Al Aqsa TV was estab­lished by Pales­tin­ian Leg­isla­tive Coun­cil mem­ber and cur­rent Hamas Inte­rior Min­is­ter Fathi Ahmad Ham­mad. It began broad­cast­ing in the Gaza Strip in Jan­u­ary 2006.

Mod­eled after Al Manar, which is owned and oper­ated by the Lebanese-based ter­ror­ist orga­ni­za­tion Hezbol­lah, much of Al-Aqsa TV pro­gram­ming reg­u­larly glo­ri­fies vio­lence and incites hatred of Jews and Israelis focuses on chil­dren or is geared towards children.

For exam­ple, at the begin­ning of Oper­a­tion Pil­lar of Defense in Novem­ber 2012, Al Aqsa TV inter­viewed the chil­dren of Hamas mem­bers who were killed in Israeli airstrikes. One of the boys inter­viewed said that he wants to fol­low in his father’s path, “I want to fol­low the path of Jihad like daddy and I want to be mar­tyred like daddy.”

Over the years, Al Aqsa TV has fea­tured music video aimed at rad­i­cal­iz­ing chil­dren. For exam­ple, a few years ago a music video aired by the net­work depicted a 4-year-old girl singing to her “mother,” iden­ti­fied as “mother Reem,” (an appar­ent ref­er­ence to Hamas’s first female sui­cide bomber Reem Riyashi).  Later in the video, the woman det­o­nates her­self and kills four Israeli sol­diers. After her mother car­ries out the attack, the lit­tle girl holds an explo­sive and sings to the cam­era, “I am fol­low­ing Mommy in her steps.”

In April 2007, the show “Tomorrow’s Pio­neers” fea­tured a Mickey Mouse-like char­ac­ter called “Far­four” pro­mot­ing a mes­sage of rad­i­cal Islam, anti-Semitism and hatred for the West. The “Far­four” char­ac­ter and child actors on the pro­gram taunt West­ern lead­ers and urge chil­dren to take up AK-47 assault rifles to defeat Israel and the United States.al-aqsa-tv

The Newseum’s Jour­nal­ists Memo­r­ial pre­vi­ously included Ahmed Haidar, a cam­era­man for Al Manar who was killed in 1993. Al Manar was des­ig­nated a Spe­cially Des­ig­nated Global Ter­ror­ist entity in 2006.

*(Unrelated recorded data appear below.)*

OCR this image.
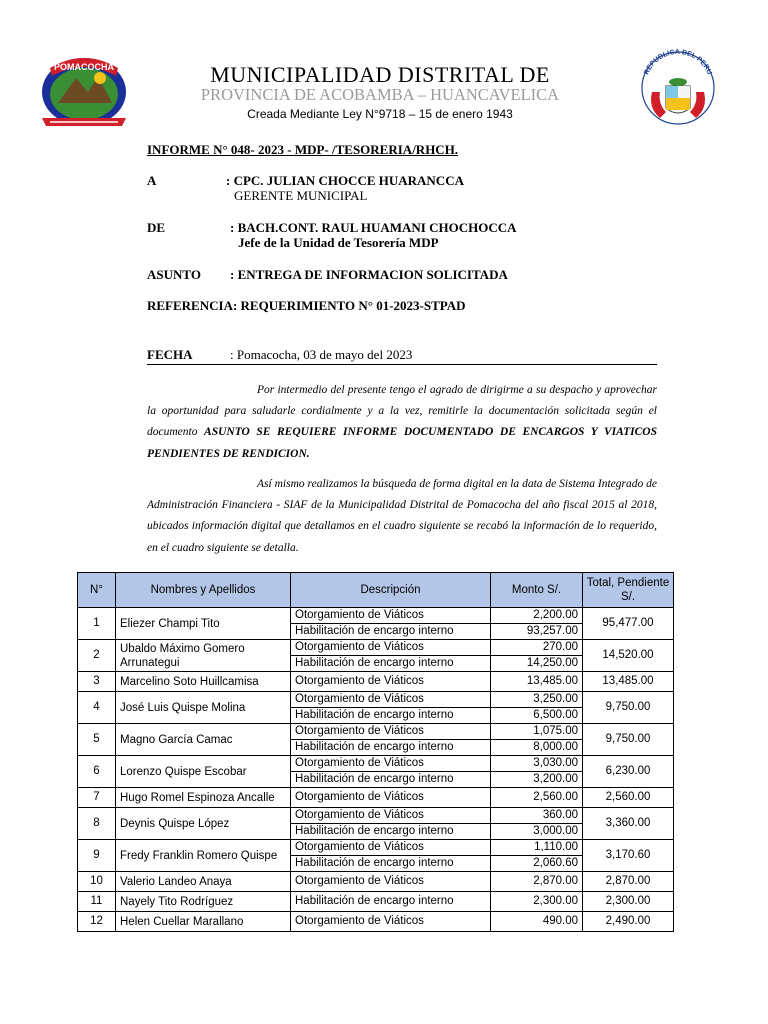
POMACOCHA
REPUBLICA DEL PERU
MUNICIPALIDAD DISTRITAL DE
PROVINCIA DE ACOBAMBA – HUANCAVELICA
Creada Mediante Ley N°9718 – 15 de enero 1943
INFORME N° 048- 2023 - MDP- /TESORERIA/RHCH.
A	: CPC. JULIAN CHOCCE HUARANCCA
GERENTE MUNICIPAL
DE	: BACH.CONT. RAUL HUAMANI CHOCHOCCA
Jefe de la Unidad de Tesorería MDP
ASUNTO : ENTREGA DE INFORMACION SOLICITADA
REFERENCIA: REQUERIMIENTO N° 01-2023-STPAD
FECHA	: Pomacocha, 03 de mayo del 2023
Por intermedio del presente tengo el agrado de dirigirme a su despacho y aprovechar la oportunidad para saludarle cordialmente y a la vez, remitirle la documentación solicitada según el documento ASUNTO SE REQUIERE INFORME DOCUMENTADO DE ENCARGOS Y VIATICOS PENDIENTES DE RENDICION.
Así mismo realizamos la búsqueda de forma digital en la data de Sistema Integrado de Administración Financiera - SIAF de la Municipalidad Distrital de Pomacocha del año fiscal 2015 al 2018, ubicados información digital que detallamos en el cuadro siguiente se recabó la información de lo requerido, en el cuadro siguiente se detalla.
N°	Nombres y Apellidos	Descripción	Monto S/.	Total, Pendiente S/.
1	Eliezer Champi Tito	Otorgamiento de Viáticos	2,200.00	95,477.00
		Habilitación de encargo interno	93,257.00	
2	Ubaldo Máximo Gomero Arrunategui	Otorgamiento de Viáticos	270.00	14,520.00
		Habilitación de encargo interno	14,250.00	
3	Marcelino Soto Huillcamisa	Otorgamiento de Viáticos	13,485.00	13,485.00
4	José Luis Quispe Molina	Otorgamiento de Viáticos	3,250.00	9,750.00
		Habilitación de encargo interno	6,500.00	
5	Magno García Camac	Otorgamiento de Viáticos	1,075.00	9,750.00
		Habilitación de encargo interno	8,000.00	
6	Lorenzo Quispe Escobar	Otorgamiento de Viáticos	3,030.00	6,230.00
		Habilitación de encargo interno	3,200.00	
7	Hugo Romel Espinoza Ancalle	Otorgamiento de Viáticos	2,560.00	2,560.00
8	Deynis Quispe López	Otorgamiento de Viáticos	360.00	3,360.00
		Habilitación de encargo interno	3,000.00	
9	Fredy Franklin Romero Quispe	Otorgamiento de Viáticos	1,110.00	3,170.60
		Habilitación de encargo interno	2,060.60	
10	Valerio Landeo Anaya	Otorgamiento de Viáticos	2,870.00	2,870.00
11	Nayely Tito Rodríguez	Habilitación de encargo interno	2,300.00	2,300.00
12	Helen Cuellar Marallano	Otorgamiento de Viáticos	490.00	2,490.00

This year’s memo­r­ial also plans to honor Maya Naser, a cor­re­spon­dent for Iran’s Press TV, Iran’s gov­ern­ment-run Eng­lish lan­guage satel­lite news net­work. Press TV has emerged as the Iran­ian government’s pri­mary pro­pa­ganda tool to pro­mote a wide range of per­ni­cious anti-Semitic con­spir­acy the­o­ries in Eng­lish to a world­wide audience.